"as I saw myself, a sort of reverse Pilgrim trying to make some progress away from the City of God."
Don Wanderhope is born to a Calvinist Dutch Reformed family in Chicago before World War I. Both his parents were born in Holland. His uncle is a minister, but his father Ben's faith in God is shaky. Ben Wanderhope delivers ice; later when that's no longer a viable job, he switches to picking up garbage. Don Wanderhope intends to achieve a different sort of life.
Don's beloved older brother Louie is a student at the University of Chicago. Though the UofC was founded as a Baptist institution, it's already a hotbed of free-thinking, and Louie's faith has gone well beyond shaky to outright disbelief. But then Louie gets a severe flu, and the family gathers round to pray.

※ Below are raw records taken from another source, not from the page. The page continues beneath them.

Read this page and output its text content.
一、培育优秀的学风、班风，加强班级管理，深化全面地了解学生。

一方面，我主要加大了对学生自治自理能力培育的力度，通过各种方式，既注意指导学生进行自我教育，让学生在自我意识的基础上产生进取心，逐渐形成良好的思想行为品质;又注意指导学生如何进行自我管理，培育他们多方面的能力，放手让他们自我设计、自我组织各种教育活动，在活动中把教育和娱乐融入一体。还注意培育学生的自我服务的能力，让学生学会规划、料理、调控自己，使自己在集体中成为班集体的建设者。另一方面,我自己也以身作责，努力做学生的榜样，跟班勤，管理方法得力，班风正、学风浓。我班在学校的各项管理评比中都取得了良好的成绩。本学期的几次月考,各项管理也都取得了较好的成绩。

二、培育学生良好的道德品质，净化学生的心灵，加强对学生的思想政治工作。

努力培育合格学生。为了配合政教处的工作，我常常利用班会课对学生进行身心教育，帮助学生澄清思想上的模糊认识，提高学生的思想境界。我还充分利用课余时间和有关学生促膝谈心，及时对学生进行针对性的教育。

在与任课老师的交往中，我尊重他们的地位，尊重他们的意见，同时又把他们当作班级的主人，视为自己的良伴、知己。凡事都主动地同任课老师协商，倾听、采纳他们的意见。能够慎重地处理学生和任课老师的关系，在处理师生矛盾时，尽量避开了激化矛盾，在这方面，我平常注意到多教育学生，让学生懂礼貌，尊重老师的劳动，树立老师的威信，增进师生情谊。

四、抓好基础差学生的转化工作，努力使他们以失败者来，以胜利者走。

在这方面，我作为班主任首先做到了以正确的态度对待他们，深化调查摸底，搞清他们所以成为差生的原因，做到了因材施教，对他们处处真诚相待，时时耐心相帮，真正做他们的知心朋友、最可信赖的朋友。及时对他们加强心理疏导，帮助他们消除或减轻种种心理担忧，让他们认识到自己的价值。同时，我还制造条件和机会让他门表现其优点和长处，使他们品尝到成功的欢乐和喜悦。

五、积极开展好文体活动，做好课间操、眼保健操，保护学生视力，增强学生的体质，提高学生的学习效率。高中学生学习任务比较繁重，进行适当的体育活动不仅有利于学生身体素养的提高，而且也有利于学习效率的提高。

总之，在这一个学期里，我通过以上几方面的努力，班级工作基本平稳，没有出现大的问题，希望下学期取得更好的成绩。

His mother asks:
"You have no doubts, have you, Louie?""No doubts on my part."
Peter De Vries, (1910-1993) like Don Westerhope, was born in Chicago to family of Dutch Reformed immigrants. He went on to become editor of Poetry magazine for a stretch and then after World War II, a staff writer at The New Yorker. He wrote twenty-plus comic novels, a couple of which were made into Hollywood movies. This novel, too, is funny--one chapter is a parody of Thomas Mann's The Magic Mountain:
"Thus were banished my visions of a sanitarium as a place were one sat on benches philosophizing in the sun in the manner of The Magic Mountain, or contracted imprudent passions in the music room."
But then the sanatarium does have two old men philosophizing, and a notorious libertine, who unlike Mynheer Peeperkorn, isn't Dutch. And Wanderhope does contract an imprudent passion.
So the novel is funny--just not in a guffawing way. I've read other novels by de Vries, though a long time ago, and I remember them funnier. But this is a dark subject, and it was inspired by the death from leukemia of de Vries' own daughter in 1960. So: moving and thoughtful, and not without humour.
It's the week of the 1961 Club, hosted by Simon and Kaggsy. Thanks to them for hosting!